We will be distinguishing which Greek banks are viable so as to be maintained as counterparties for the monetary policy operations and which are not going to be viable as counterparties for monetary policy operations, Draghi told a news conference.

Meanwhile, media outlets in Spain reported customers have withdrawn $1.27 billion out of recently nationalized Bankia SA (Madrid: BKIA) sent the bank's shares spiraling downward and officials scrambling to deny that there is a run occuring on Spanish banks. Bankia has lost 30 percent of its share value in the past 10 trading sessions.

The bank, which was formed in December 2010 from the merger of seven Spanish banks, was nationalized on May 9. The bank was the country's third largest lender in 2012. Bankia shares plummeted over 13 percent in trading on Thursday.
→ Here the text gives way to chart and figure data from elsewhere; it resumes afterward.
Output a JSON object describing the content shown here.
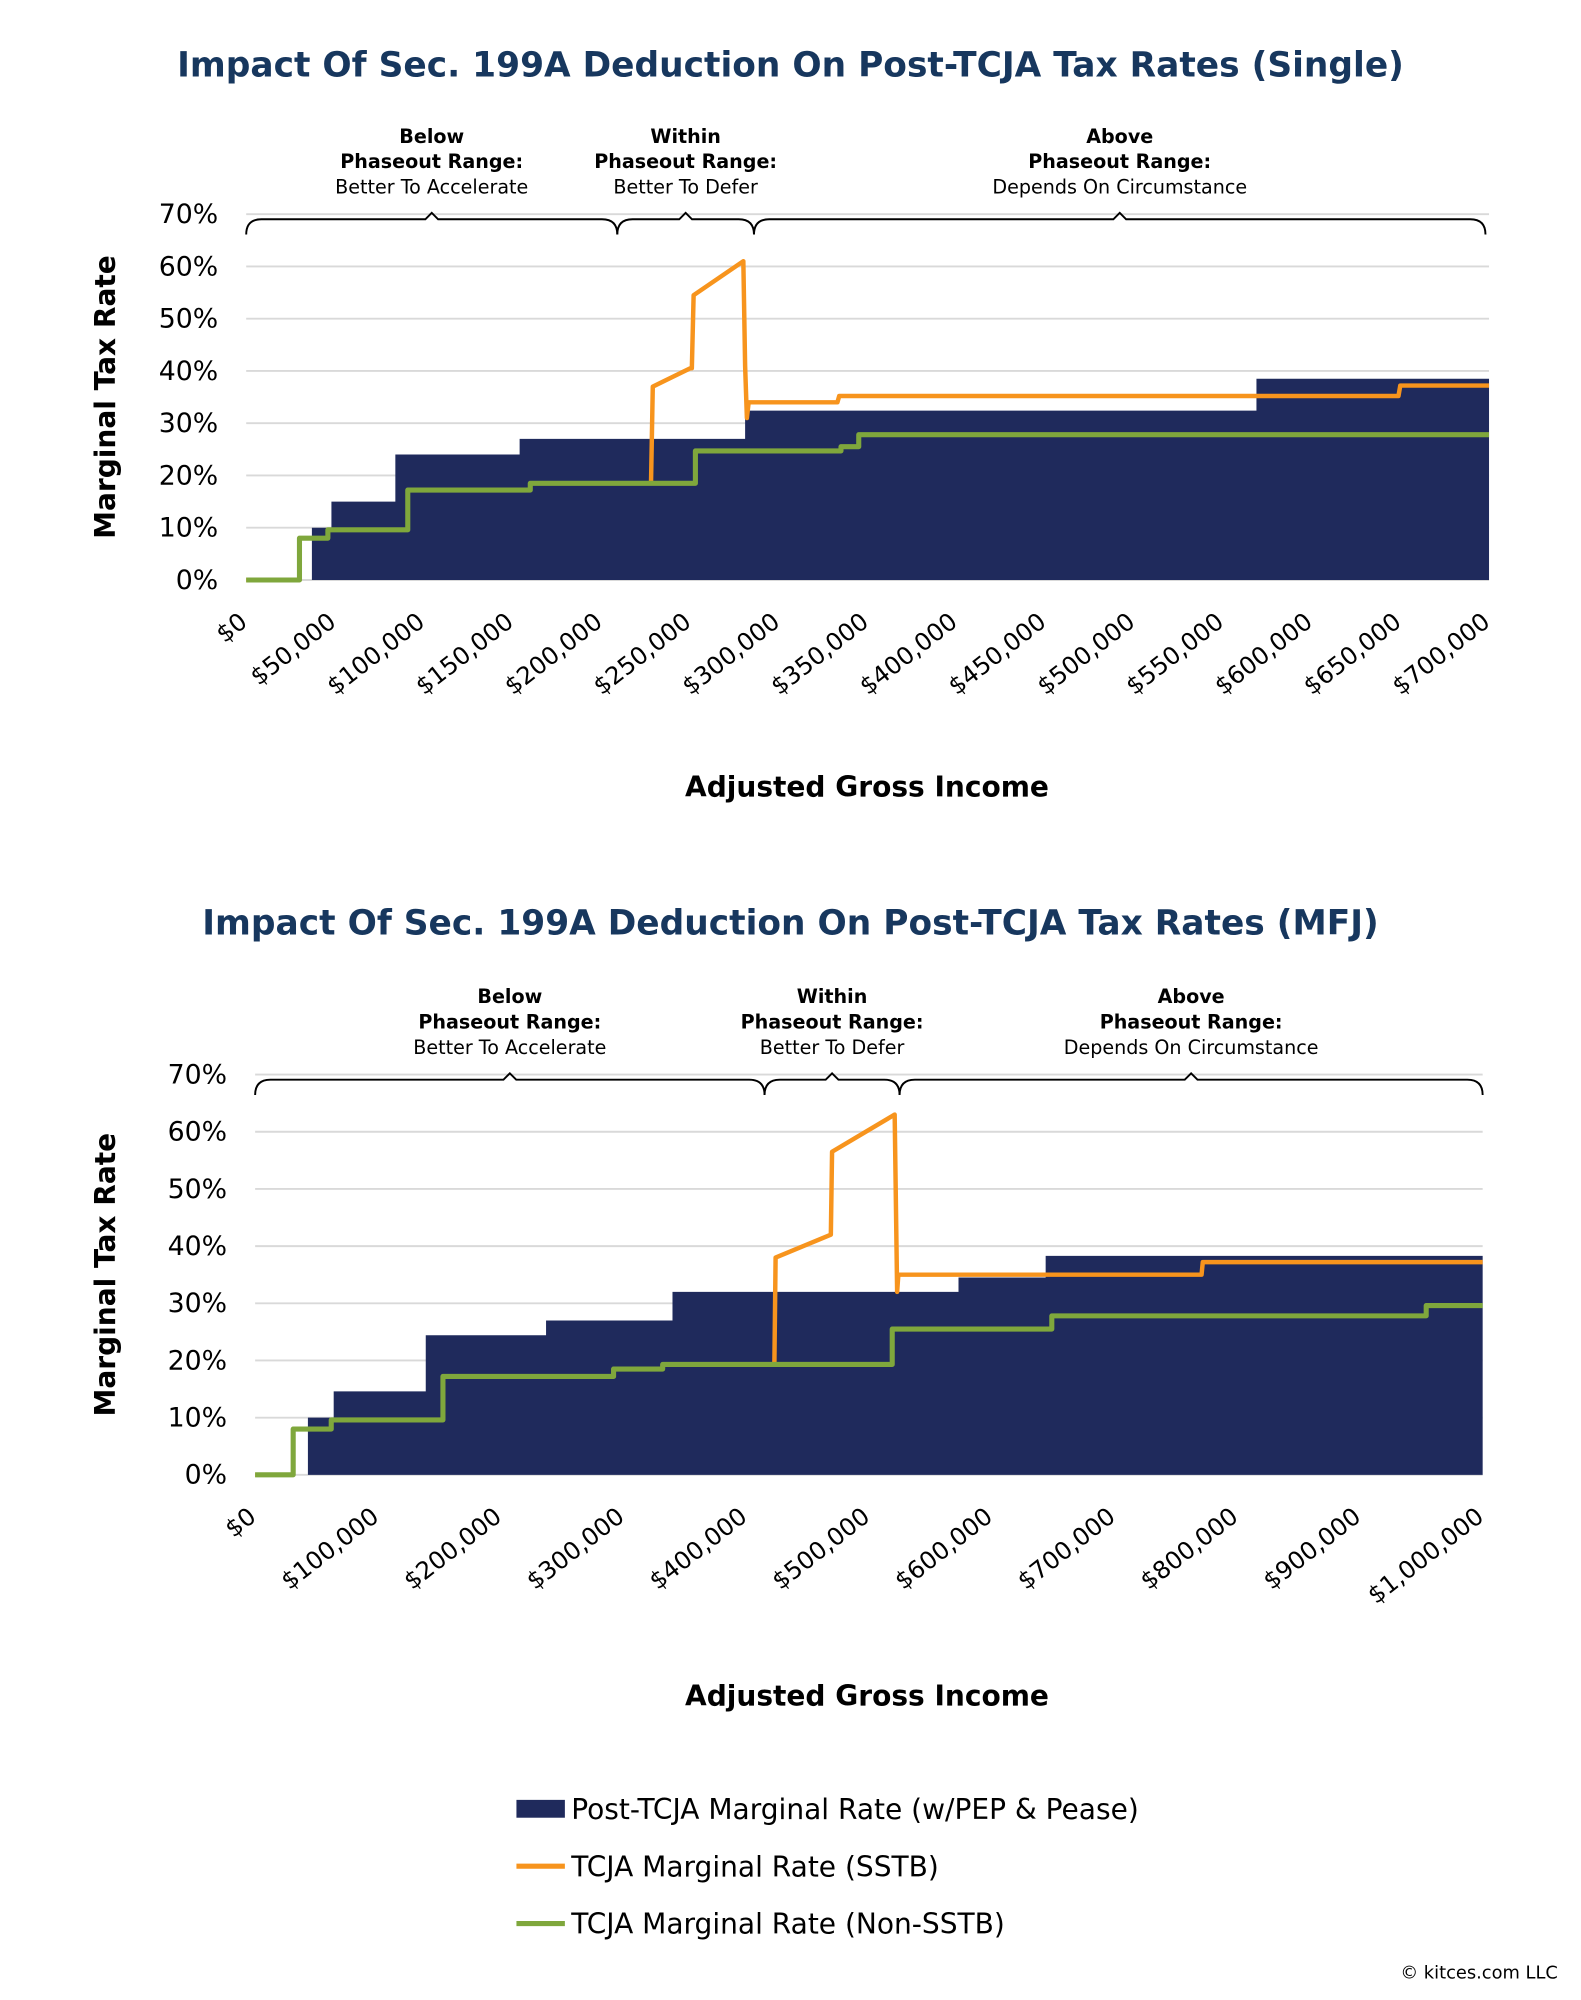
{
  "colors": {
    "base": "#1f2a5c",
    "sstb": "#f7941d",
    "nonsstb": "#7fa73c",
    "title": "#17375e",
    "grid": "#d9d9d9"
  },
  "legend": [
    {
      "label": "Post-TCJA Marginal Rate (w/PEP & Pease)",
      "series": "base"
    },
    {
      "label": "TCJA Marginal Rate (SSTB)",
      "series": "sstb"
    },
    {
      "label": "TCJA Marginal Rate (Non-SSTB)",
      "series": "nonsstb"
    }
  ],
  "copyright": "© kitces.com LLC",
  "chart_data": [
    {
      "type": "area+line",
      "title": "Impact Of Sec. 199A Deduction On Post-TCJA Tax Rates (Single)",
      "xlabel": "Adjusted Gross Income",
      "ylabel": "Marginal Tax Rate",
      "xlim": [
        0,
        700000
      ],
      "ylim": [
        0,
        70
      ],
      "grid": true,
      "yticks": [
        "0%",
        "10%",
        "20%",
        "30%",
        "40%",
        "50%",
        "60%",
        "70%"
      ],
      "xticks": [
        "$0",
        "$50,000",
        "$100,000",
        "$150,000",
        "$200,000",
        "$250,000",
        "$300,000",
        "$350,000",
        "$400,000",
        "$450,000",
        "$500,000",
        "$550,000",
        "$600,000",
        "$650,000",
        "$700,000"
      ],
      "braces": [
        {
          "head": "Below",
          "head2": "Phaseout Range:",
          "sub": "Better To Accelerate",
          "from": 0,
          "to": 209000
        },
        {
          "head": "Within",
          "head2": "Phaseout Range:",
          "sub": "Better To Defer",
          "from": 209000,
          "to": 286000
        },
        {
          "head": "Above",
          "head2": "Phaseout Range:",
          "sub": "Depends On Circumstance",
          "from": 286000,
          "to": 698000
        }
      ],
      "series": [
        {
          "key": "base",
          "name": "Post-TCJA Marginal Rate (w/PEP & Pease)",
          "kind": "step-area",
          "points": [
            [
              37000,
              10
            ],
            [
              48000,
              15
            ],
            [
              84000,
              24
            ],
            [
              154000,
              27
            ],
            [
              281000,
              32.4
            ],
            [
              569000,
              38.5
            ],
            [
              700000,
              38.5
            ]
          ]
        },
        {
          "key": "sstb",
          "name": "TCJA Marginal Rate (SSTB)",
          "kind": "line",
          "points": [
            [
              0,
              0
            ],
            [
              30000,
              0
            ],
            [
              30000,
              8
            ],
            [
              46000,
              8
            ],
            [
              46000,
              9.6
            ],
            [
              91000,
              9.6
            ],
            [
              91000,
              17.2
            ],
            [
              160000,
              17.2
            ],
            [
              160000,
              18.5
            ],
            [
              228000,
              18.5
            ],
            [
              229000,
              37
            ],
            [
              250000,
              40.5
            ],
            [
              251000,
              40.5
            ],
            [
              252000,
              54.5
            ],
            [
              280000,
              61
            ],
            [
              281000,
              41
            ],
            [
              282000,
              31
            ],
            [
              283000,
              34
            ],
            [
              333000,
              34
            ],
            [
              334000,
              35.2
            ],
            [
              649000,
              35.2
            ],
            [
              650000,
              37.2
            ],
            [
              700000,
              37.2
            ]
          ]
        },
        {
          "key": "nonsstb",
          "name": "TCJA Marginal Rate (Non-SSTB)",
          "kind": "line",
          "points": [
            [
              0,
              0
            ],
            [
              30000,
              0
            ],
            [
              30000,
              8
            ],
            [
              46000,
              8
            ],
            [
              46000,
              9.6
            ],
            [
              91000,
              9.6
            ],
            [
              91000,
              17.2
            ],
            [
              160000,
              17.2
            ],
            [
              160000,
              18.5
            ],
            [
              253000,
              18.5
            ],
            [
              253000,
              24.7
            ],
            [
              335000,
              24.7
            ],
            [
              335000,
              25.5
            ],
            [
              345000,
              25.5
            ],
            [
              345000,
              27.8
            ],
            [
              700000,
              27.8
            ]
          ]
        }
      ]
    },
    {
      "type": "area+line",
      "title": "Impact Of Sec. 199A Deduction On Post-TCJA Tax Rates (MFJ)",
      "xlabel": "Adjusted Gross Income",
      "ylabel": "Marginal Tax Rate",
      "xlim": [
        0,
        1000000
      ],
      "ylim": [
        0,
        70
      ],
      "grid": true,
      "yticks": [
        "0%",
        "10%",
        "20%",
        "30%",
        "40%",
        "50%",
        "60%",
        "70%"
      ],
      "xticks": [
        "$0",
        "$100,000",
        "$200,000",
        "$300,000",
        "$400,000",
        "$500,000",
        "$600,000",
        "$700,000",
        "$800,000",
        "$900,000",
        "$1,000,000"
      ],
      "braces": [
        {
          "head": "Below",
          "head2": "Phaseout Range:",
          "sub": "Better To Accelerate",
          "from": 0,
          "to": 415000
        },
        {
          "head": "Within",
          "head2": "Phaseout Range:",
          "sub": "Better To Defer",
          "from": 415000,
          "to": 525000
        },
        {
          "head": "Above",
          "head2": "Phaseout Range:",
          "sub": "Depends On Circumstance",
          "from": 525000,
          "to": 1000000
        }
      ],
      "series": [
        {
          "key": "base",
          "name": "Post-TCJA Marginal Rate (w/PEP & Pease)",
          "kind": "step-area",
          "points": [
            [
              43000,
              10
            ],
            [
              64000,
              14.6
            ],
            [
              139000,
              24.4
            ],
            [
              237000,
              27
            ],
            [
              340000,
              32
            ],
            [
              573000,
              34.5
            ],
            [
              644000,
              38.3
            ],
            [
              1000000,
              38.3
            ]
          ]
        },
        {
          "key": "sstb",
          "name": "TCJA Marginal Rate (SSTB)",
          "kind": "line",
          "points": [
            [
              0,
              0
            ],
            [
              31000,
              0
            ],
            [
              31000,
              8
            ],
            [
              62000,
              8
            ],
            [
              62000,
              9.6
            ],
            [
              153000,
              9.6
            ],
            [
              153000,
              17.2
            ],
            [
              292000,
              17.2
            ],
            [
              292000,
              18.5
            ],
            [
              332000,
              18.5
            ],
            [
              332000,
              19.3
            ],
            [
              423000,
              19.3
            ],
            [
              424000,
              38
            ],
            [
              469000,
              42
            ],
            [
              470000,
              56.5
            ],
            [
              521000,
              63
            ],
            [
              523000,
              32
            ],
            [
              524000,
              35
            ],
            [
              771000,
              35
            ],
            [
              772000,
              37.2
            ],
            [
              1000000,
              37.2
            ]
          ]
        },
        {
          "key": "nonsstb",
          "name": "TCJA Marginal Rate (Non-SSTB)",
          "kind": "line",
          "points": [
            [
              0,
              0
            ],
            [
              31000,
              0
            ],
            [
              31000,
              8
            ],
            [
              62000,
              8
            ],
            [
              62000,
              9.6
            ],
            [
              153000,
              9.6
            ],
            [
              153000,
              17.2
            ],
            [
              292000,
              17.2
            ],
            [
              292000,
              18.5
            ],
            [
              332000,
              18.5
            ],
            [
              332000,
              19.3
            ],
            [
              519000,
              19.3
            ],
            [
              519000,
              25.5
            ],
            [
              649000,
              25.5
            ],
            [
              649000,
              27.8
            ],
            [
              954000,
              27.8
            ],
            [
              954000,
              29.6
            ],
            [
              1000000,
              29.6
            ]
          ]
        }
      ]
    }
  ]
}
The bank's CEO Jose Ignacio Goirigolzarri and Spanish Deputy Finance Minister Fernando Jimenez Latorre sought Thursday to quell growing concerns that Bankia and other Spanish banks could suffer the same depositors' run as Greece. Meanwhile, ratings agency Moody's Investors Services is poised to downgrade up to 21 Spanish banks as borrowing costs have sharply increased, according to Bloomberg.